This may be hard because the coordinator could store hinted handoff (HH) data on disk. You could turn HH off and have RF=1 to keep data on a single instance, but you would be likely to lose data if you had any problems with your instances… Also you would need to tweak the memtable flushing so that it goes to disk more often than the ten seconds which is the default. Or lose data. You will also have an "interesting" time scaling your cluster and would have to plan for that in your custom database.
Essentially you want to turn off all the features which make Cassandra a robust product ;-). Without knowing your requirements more precisely, I'd be inclined to recommend manually sharding on MariaDB or Postgres instances instead, or use their underlying storage engines directly (e.g. InnoDB), if you're just looking for a key-value store.
Ahoy the list. I am evaluating Cassandra in the context of using it as a storage back end for the Titan graph database.
We’ll have several nodes in the cluster. However, one of our requirements is that data has to be loaded into and stored on a specific node and only on that node. Also, it cannot be replicated around the system, at least not stored persistently on disk – we will of course make copies in memory and on the wire as we access remote notes. These requirements are non-negotiable.

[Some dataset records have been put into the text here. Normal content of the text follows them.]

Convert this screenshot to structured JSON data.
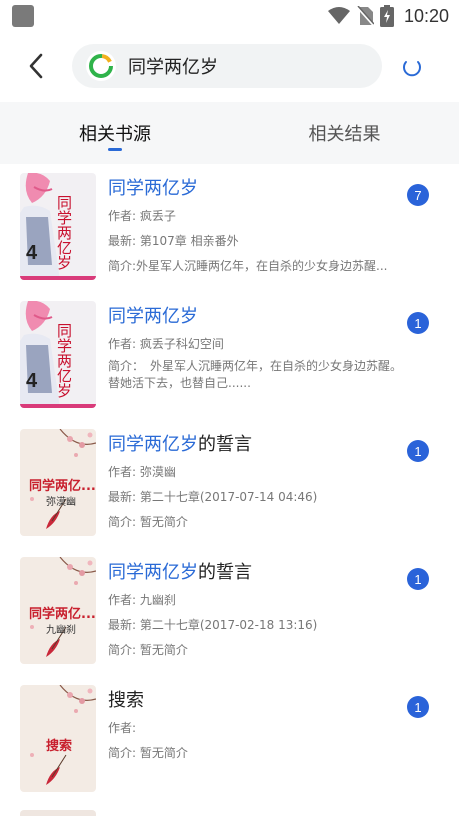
{
  "status_bar": {
    "time": "10:20"
  },
  "search": {
    "query": "同学两亿岁",
    "back_label": "back"
  },
  "tabs": [
    {
      "label": "相关书源"
    },
    {
      "label": "相关结果"
    }
  ],
  "results": [
    {
      "title_highlight": "同学两亿岁",
      "title_rest": "",
      "line1": "作者: 疯丢子",
      "line2": "最新: 第107章 相亲番外",
      "line3": "简介:外星军人沉睡两亿年，在自杀的少女身边苏醒...",
      "badge": "7",
      "cover_style": "anime"
    },
    {
      "title_highlight": "同学两亿岁",
      "title_rest": "",
      "line1": "作者: 疯丢子科幻空间",
      "intro_multiline": "简介：　外星军人沉睡两亿年，在自杀的少女身边苏醒。替她活下去，也替自己......",
      "badge": "1",
      "cover_style": "anime"
    },
    {
      "title_highlight": "同学两亿岁",
      "title_rest": "的誓言",
      "line1": "作者: 弥漠幽",
      "line2": "最新: 第二十七章(2017-07-14 04:46)",
      "line3": "简介: 暂无简介",
      "badge": "1",
      "cover_style": "plain",
      "cover_title": "同学两亿...",
      "cover_author": "弥漠幽"
    },
    {
      "title_highlight": "同学两亿岁",
      "title_rest": "的誓言",
      "line1": "作者: 九幽刹",
      "line2": "最新: 第二十七章(2017-02-18 13:16)",
      "line3": "简介: 暂无简介",
      "badge": "1",
      "cover_style": "plain",
      "cover_title": "同学两亿...",
      "cover_author": "九幽刹"
    },
    {
      "title_highlight": "",
      "title_rest": "搜索",
      "line1": "作者:",
      "line2": "简介: 暂无简介",
      "badge": "1",
      "cover_style": "plain",
      "cover_title": "搜索",
      "cover_author": ""
    }
  ],
  "colors": {
    "accent": "#2a6ad6",
    "badge": "#2a63d9",
    "cover_red": "#c8202e"
  }
}
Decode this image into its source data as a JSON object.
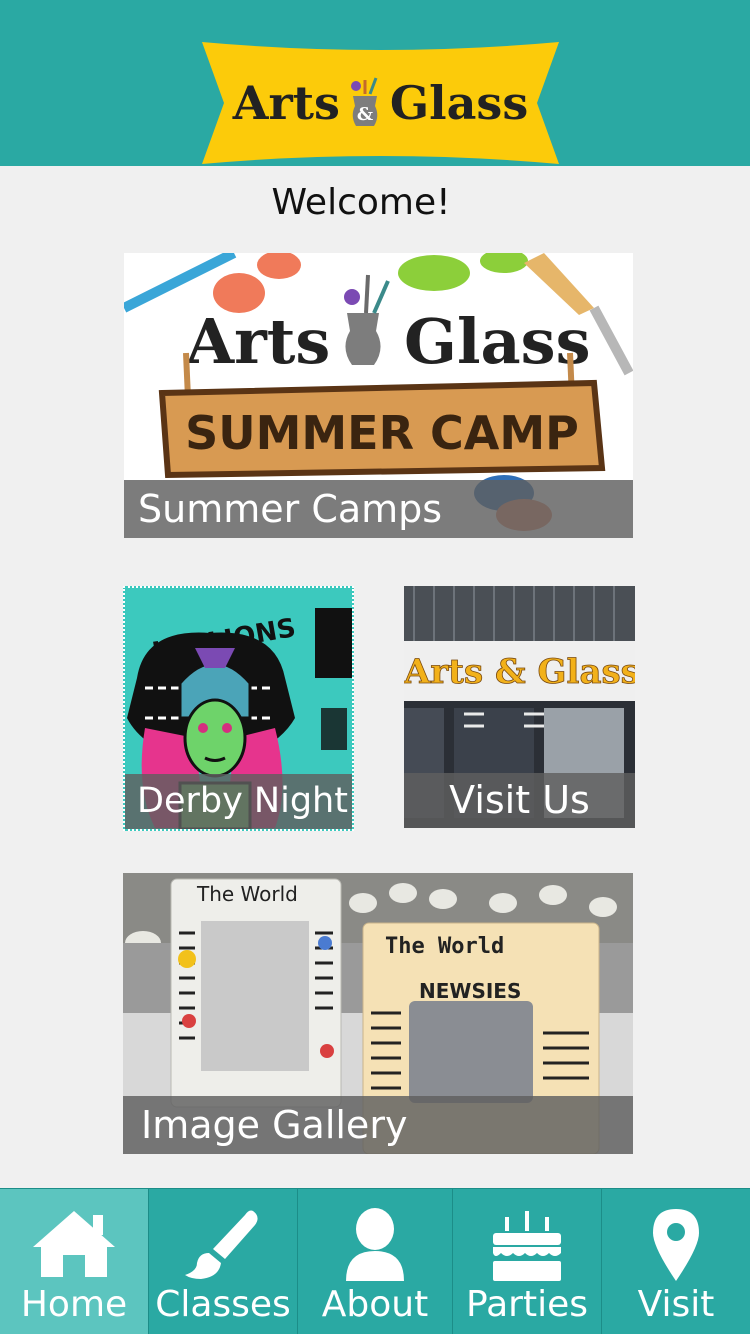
{
  "header": {
    "logo_text_left": "Arts",
    "logo_text_right": "Glass",
    "logo_amp": "&"
  },
  "welcome": "Welcome!",
  "tiles": {
    "camp": {
      "caption": "Summer Camps",
      "logo_left": "Arts",
      "logo_right": "Glass",
      "sign_text": "SUMMER CAMP"
    },
    "derby": {
      "caption": "Derby Night",
      "poster_text": "HELLIONS"
    },
    "visit": {
      "caption": "Visit Us",
      "sign_text": "Arts & Glass"
    },
    "gallery": {
      "caption": "Image Gallery",
      "frame1_title": "The World",
      "frame2_title": "The World",
      "frame2_sub": "NEWSIES"
    }
  },
  "tabs": [
    {
      "label": "Home",
      "icon": "home-icon",
      "active": true
    },
    {
      "label": "Classes",
      "icon": "paintbrush-icon",
      "active": false
    },
    {
      "label": "About",
      "icon": "person-icon",
      "active": false
    },
    {
      "label": "Parties",
      "icon": "cake-icon",
      "active": false
    },
    {
      "label": "Visit",
      "icon": "map-pin-icon",
      "active": false
    }
  ],
  "colors": {
    "header_bg": "#2aa9a3",
    "tab_active_bg": "#5cc5bf",
    "logo_yellow": "#fccb0a"
  }
}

We understand that this is essentially the opposite of what Cassandra is designed for, and that we’re missing all the scalability and robustness, but is it technically possible?
First, I would need to create a custom partitioner – is there any tutorial on that? I see a few “you don’t need” to threads, but I do.
Second, how easy is it to have Cassandra not replicate data between nodes in a cluster? I’m not seeing an obvious configuration option for that, presumably because it obviates much of the point of using Cassandra, but again, we’re working within some rather unfortunate constraints.
Any hints or suggestions would be most gratefully received.